The truly stable way to make money still involves investing capital. Mining is one such method—buying specialized mining machines or hosting them with third parties to mine Bitcoin, Litecoin, and others. The advantage of this method is relatively stable output, considered passive income, but the payback period is long, the initial investment is high, and now it’s mostly monopolized by large institutions.
DeFi mining involves providing liquidity or participating in lending to earn rewards. Decentralized exchanges like Uniswap or lending protocols like Compound have mining mechanisms. This method can be quite profitable, but it requires high professional knowledge and carries significant risks, especially with collateralized loans—if the coin price crashes, liquidation can happen easily.
Staking coins to earn interest is simpler—similar to bank deposits—deposit your coins into a platform and earn interest. It’s straightforward and low risk, but the yields are usually not high, and during a price drop, the interest earned might not even cover the loss.
Spot trading—buy low, sell high—is the most direct approach. If you hold coins for the medium to long term, the risk is relatively controllable; if you pursue short-term swings, the risk is much higher. The key is to choose a reliable trading platform and master basic trading knowledge.
Futures contracts are high-risk, high-reward strategies. Using a small margin, you can leverage trading, supporting both long and short positions, which is very attractive. But the risk of liquidation is real, and it tests your trading psychology—probably not suitable for beginners.
Finally, arbitrage—using price differences of the same coin across different exchanges to make money. In theory, it’s low risk, but in practice, it requires quick execution and large capital, and such opportunities are becoming increasingly rare.

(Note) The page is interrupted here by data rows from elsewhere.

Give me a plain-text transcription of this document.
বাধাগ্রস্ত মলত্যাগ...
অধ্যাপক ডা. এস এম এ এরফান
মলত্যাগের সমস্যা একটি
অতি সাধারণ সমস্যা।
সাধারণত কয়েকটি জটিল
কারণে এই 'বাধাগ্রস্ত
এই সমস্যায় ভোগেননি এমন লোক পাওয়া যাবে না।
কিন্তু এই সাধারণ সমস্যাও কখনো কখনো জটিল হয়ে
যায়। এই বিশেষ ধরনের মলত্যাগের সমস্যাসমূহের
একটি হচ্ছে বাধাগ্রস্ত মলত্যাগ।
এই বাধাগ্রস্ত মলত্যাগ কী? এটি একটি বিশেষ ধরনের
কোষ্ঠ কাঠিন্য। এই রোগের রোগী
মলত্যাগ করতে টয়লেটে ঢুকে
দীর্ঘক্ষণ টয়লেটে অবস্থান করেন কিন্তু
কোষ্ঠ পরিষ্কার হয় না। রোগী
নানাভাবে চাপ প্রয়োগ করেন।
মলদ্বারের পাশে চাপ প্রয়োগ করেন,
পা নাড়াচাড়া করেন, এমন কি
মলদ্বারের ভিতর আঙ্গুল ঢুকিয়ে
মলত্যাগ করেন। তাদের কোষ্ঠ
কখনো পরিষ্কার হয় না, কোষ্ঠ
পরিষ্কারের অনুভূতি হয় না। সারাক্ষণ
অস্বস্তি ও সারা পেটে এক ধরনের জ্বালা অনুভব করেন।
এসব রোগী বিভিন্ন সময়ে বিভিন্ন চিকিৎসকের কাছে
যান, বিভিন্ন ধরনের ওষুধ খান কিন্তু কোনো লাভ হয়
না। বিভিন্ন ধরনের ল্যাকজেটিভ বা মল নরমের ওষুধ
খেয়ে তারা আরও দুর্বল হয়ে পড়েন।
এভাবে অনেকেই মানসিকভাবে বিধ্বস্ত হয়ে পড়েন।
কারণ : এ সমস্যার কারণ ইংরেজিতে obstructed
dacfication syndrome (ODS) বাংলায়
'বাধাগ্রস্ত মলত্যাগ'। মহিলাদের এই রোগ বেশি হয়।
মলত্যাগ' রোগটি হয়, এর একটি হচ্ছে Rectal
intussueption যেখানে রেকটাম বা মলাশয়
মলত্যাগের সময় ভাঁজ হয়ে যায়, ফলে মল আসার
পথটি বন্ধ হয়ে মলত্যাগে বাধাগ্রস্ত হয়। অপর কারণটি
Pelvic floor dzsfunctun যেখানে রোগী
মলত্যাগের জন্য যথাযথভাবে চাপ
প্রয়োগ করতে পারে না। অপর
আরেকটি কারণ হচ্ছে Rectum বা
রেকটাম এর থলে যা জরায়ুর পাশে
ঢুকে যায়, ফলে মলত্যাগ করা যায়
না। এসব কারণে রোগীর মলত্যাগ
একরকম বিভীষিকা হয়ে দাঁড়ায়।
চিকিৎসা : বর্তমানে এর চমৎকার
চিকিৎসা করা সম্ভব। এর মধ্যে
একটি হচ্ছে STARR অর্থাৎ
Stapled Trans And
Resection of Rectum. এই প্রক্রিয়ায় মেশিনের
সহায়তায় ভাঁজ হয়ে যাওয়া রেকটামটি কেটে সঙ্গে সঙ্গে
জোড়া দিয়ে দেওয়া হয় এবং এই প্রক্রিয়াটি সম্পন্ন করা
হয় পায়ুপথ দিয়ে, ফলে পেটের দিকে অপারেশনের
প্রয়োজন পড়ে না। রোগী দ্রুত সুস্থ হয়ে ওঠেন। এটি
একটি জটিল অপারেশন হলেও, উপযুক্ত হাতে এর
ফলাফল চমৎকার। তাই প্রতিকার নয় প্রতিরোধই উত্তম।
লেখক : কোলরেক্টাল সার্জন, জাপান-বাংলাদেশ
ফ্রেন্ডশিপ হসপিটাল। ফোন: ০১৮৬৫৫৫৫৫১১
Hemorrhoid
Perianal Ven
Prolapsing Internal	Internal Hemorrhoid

Honestly, there’s no absolute answer to how cryptocurrency makes money. The key is to find a method that suits you—considering how much capital you have, how much time you can dedicate, and how much risk you can bear. You also need to understand the pros and cons of each approach clearly. Currently, BTC is a little over 78K, ETH around 2.18K, and DOGE has dropped to 0.11. The market is quite volatile, so no matter which method you choose, make sure to do your homework before getting started.